Centro Trapianti di Polmone

PROGETTO TRAPIANTI DI POLMONE

Il Centro Trapianti di Siena ha ottenuto l’autorizzazione ad effettuare il trapianto polmonare dal Ministero della Sanità nel Marzo 2000. Durante la fase organizzativa del lavoro componenti dell’èquipe hanno realizzato un protocollo per definire: i criteri d’inclusione, il percorso di valutazione del candidato al Trapianto Polmonare, la metodica chirurgica e la gestione anestesiologica, infettivologica e pneumologica del trapiantato e del suo follow-up.

Il progetto trapianti di polmone è un programma interdipartimentale in cui i due poli principalmente coinvolti sono costituiti dal personale della Divisione di Malattie Respiratorie e di Chirurgia Toracica.

Il protocollo è stato realizzato facendo riferimento ai dati di letteratura, all’esperienza del gruppo senese del trapianto cardiaco (che comprende, cardiochirurghi, anestesisti, infettivologi, immunologi, psicologi e fisioterapisti) e alle informazioni acquisite dai singoli specialisti durante periodi di formazione presso il Centro trapianti polmonari dell’ospedale San Matteo di Pavia e presso il Freeman Hospital di Newcastle Upon Tyne (UK)

La lista di attesa per il trapianto polmonare è stata aperta a Marzo 2001.

Dal 2001 ad oggi sono stati eseguiti cinquanta trapianti polmonari, trentacinque singoli e quindici doppi; due trapianti sono stati effettuatti nel 2001, due nel 2002, tre nel 2003, sei nel 2004, otto nel 2005, undici nel 2006, undici nel 2007, e sette nel 2008 (fino ad oggi) . Sono stati trapiantati trentanove pazienti con fibrosi polmonare, nove con enfisema e due con fibrosi cistica.

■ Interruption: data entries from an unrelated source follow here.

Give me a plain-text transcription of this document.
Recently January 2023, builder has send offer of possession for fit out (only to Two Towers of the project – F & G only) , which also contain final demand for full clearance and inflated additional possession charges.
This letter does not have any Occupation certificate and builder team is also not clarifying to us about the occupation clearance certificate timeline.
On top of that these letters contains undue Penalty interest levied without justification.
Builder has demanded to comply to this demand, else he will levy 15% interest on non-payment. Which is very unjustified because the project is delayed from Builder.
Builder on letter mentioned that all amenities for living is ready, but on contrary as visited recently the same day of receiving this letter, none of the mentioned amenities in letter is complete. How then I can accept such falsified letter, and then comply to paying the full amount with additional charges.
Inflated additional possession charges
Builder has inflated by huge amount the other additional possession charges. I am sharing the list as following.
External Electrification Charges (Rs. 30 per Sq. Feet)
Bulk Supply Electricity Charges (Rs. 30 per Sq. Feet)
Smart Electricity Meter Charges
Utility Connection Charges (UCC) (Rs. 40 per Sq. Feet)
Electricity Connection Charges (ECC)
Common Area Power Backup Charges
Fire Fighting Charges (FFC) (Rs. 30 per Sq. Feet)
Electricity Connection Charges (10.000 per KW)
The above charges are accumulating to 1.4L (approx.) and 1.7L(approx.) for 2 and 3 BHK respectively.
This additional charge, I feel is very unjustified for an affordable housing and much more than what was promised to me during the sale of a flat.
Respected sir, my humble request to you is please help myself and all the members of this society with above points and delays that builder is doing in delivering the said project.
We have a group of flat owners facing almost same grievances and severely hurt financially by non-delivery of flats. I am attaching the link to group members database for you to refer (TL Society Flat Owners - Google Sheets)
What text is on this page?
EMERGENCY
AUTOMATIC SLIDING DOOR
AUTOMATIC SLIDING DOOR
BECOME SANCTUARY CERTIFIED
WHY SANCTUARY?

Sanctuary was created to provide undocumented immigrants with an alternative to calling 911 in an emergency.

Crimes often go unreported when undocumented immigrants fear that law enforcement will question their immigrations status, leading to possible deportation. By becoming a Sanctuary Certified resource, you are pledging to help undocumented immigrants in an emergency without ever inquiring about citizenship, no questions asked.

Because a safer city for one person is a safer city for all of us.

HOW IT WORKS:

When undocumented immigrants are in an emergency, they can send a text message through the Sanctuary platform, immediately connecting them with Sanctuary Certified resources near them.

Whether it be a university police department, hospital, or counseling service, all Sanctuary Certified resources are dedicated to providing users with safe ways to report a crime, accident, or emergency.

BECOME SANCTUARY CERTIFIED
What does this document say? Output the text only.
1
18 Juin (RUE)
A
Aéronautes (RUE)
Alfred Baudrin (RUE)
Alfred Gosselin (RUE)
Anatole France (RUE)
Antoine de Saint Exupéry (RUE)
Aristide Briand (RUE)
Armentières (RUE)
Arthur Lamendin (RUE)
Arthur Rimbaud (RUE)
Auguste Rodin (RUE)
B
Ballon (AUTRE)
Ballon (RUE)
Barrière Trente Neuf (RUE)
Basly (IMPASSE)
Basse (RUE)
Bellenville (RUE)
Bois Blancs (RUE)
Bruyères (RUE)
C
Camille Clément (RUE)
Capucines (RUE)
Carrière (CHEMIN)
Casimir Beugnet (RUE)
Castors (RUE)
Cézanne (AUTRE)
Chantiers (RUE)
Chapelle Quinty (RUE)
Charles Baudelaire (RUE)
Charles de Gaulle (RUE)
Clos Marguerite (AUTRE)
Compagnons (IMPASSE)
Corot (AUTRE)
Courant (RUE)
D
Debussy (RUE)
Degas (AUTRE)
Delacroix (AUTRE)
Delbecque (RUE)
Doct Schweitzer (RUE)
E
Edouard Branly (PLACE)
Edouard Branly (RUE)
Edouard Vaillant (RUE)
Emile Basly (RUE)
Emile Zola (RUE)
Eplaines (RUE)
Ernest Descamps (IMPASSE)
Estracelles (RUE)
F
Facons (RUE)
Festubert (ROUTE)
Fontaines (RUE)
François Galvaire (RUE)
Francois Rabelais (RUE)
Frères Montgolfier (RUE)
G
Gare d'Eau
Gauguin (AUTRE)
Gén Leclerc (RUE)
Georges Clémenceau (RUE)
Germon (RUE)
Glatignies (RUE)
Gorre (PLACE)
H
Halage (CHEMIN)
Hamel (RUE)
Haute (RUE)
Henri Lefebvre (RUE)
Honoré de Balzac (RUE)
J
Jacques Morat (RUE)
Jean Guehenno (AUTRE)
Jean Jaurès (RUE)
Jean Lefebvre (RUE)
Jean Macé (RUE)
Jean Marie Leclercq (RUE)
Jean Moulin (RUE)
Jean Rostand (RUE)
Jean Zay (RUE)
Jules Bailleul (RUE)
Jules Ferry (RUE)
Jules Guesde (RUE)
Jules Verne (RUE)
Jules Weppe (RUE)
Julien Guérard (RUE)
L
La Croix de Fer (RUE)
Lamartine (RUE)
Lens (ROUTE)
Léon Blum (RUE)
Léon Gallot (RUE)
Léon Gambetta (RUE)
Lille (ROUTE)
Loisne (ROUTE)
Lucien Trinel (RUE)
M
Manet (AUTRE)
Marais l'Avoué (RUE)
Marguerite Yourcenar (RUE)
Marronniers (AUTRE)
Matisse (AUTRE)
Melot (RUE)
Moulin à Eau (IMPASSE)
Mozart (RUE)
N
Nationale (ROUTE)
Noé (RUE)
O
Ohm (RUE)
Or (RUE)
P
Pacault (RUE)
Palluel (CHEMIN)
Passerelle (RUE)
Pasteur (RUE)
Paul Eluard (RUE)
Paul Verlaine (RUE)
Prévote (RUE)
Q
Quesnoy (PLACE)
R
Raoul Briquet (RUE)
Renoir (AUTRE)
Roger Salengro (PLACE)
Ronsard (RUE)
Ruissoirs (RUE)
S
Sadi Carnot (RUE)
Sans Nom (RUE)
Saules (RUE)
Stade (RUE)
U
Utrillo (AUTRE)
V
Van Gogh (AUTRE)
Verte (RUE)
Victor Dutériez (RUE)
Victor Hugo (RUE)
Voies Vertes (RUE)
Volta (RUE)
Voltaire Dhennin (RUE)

Nello stesso periodo di tempo sono stati valutati presso il nostro Centro, centoquaranta potenziali candidati di cui; cinquanta sono stati trapiantati, diciassette sono attualmente in lista, quattordici stanno completando la valutazione, quattordici pazienti sono deceduti in attesa di trapianto e i restanti quarantasei sono stati esclusi per patologie concomitanti.

· Questi dati sono in continuo aggiornamento, attualmente fanno riferimento a Settembre 2008.

Nell’ambito della Divisione di Malattie Respiratorie la gestione dei pazienti, in fase pre e post-intervento dal 2000 ad oggi è svolta, sotto la supervisione della Prof.ssa Rottoli, dalla Dott.ssa Antonella Fossi (dirigente medico incaricato, specialista in Malattie Respiratorie, dottore in Allergologia ed Immunologia Cliniche e Sperimentali), e dalla Dott.ssa Rita Filippi (specialista in Malattie Respiratorie, dottoranda di ricerca in Allergologia ed Immunologia Cliniche e Sperimentali).

Essi selezionano i potenziali candidati al trapianto tra i pazienti che afferiscono al nostro Centro Regionale per le Malattie Interstiziali del Polmone, al reparto, all’ambulatorio o al DH. I pazienti valutati per il trapianto sono soggetti in gravi condizioni respiratorie con una sopravvivenza stimata non superiore a 18-36 mesi.

Essi si occupano della programmazione di tutti gli esami previsti per la valutazione del paziente, al fine di inquadrare la sua situazione pneumologica, immunoloigica e infettivologica. Preparano per ciascuno una scheda di valutazione in cui sono raccolti i dati clinici che vengono relazionati a tutti i membri dell’èquipe trapiantologica in un meeting in cui si stabilisce la possibile immissione del candidato in lista trapianto.

Garantiscono una reperibilità continua alternandosi anche nei giorni festivi, tramite i propri telefoni cellulari, poiché in caso d’allertamento per un possibile trapianto, devono recarsi entro poche ore in Ospedale e preparare il paziente nella fase pre-operatoria (prelievi, indagini previste dal protocollo, esecuzione della pre-anestesia, induzione dell’immunosoppressione). Collaborano in questa fase con i Chirurghi Toracici e con gli Anestesisti per coordinare tutti i membri dell’èquipe, organizzare i trasferimenti, programmare i tempi dì espianto, preparare il paziente all’intervento.

Nella fase di immediato post-trapianto collaborano attivamente al follow-up del paziente che generalmente per la prima settimana, resta ricoverato in terapia intensiva cardiochirurgica.

Una volta che il paziente viene trasferito nel reparto di Malattie Respiratorie o di Chirurgia Toracica, assistono il paziente personalmente turnando con altri tre colleghi della Chirurgia
Toracica e garantendo un’assistenza continua 24 ore al giorno.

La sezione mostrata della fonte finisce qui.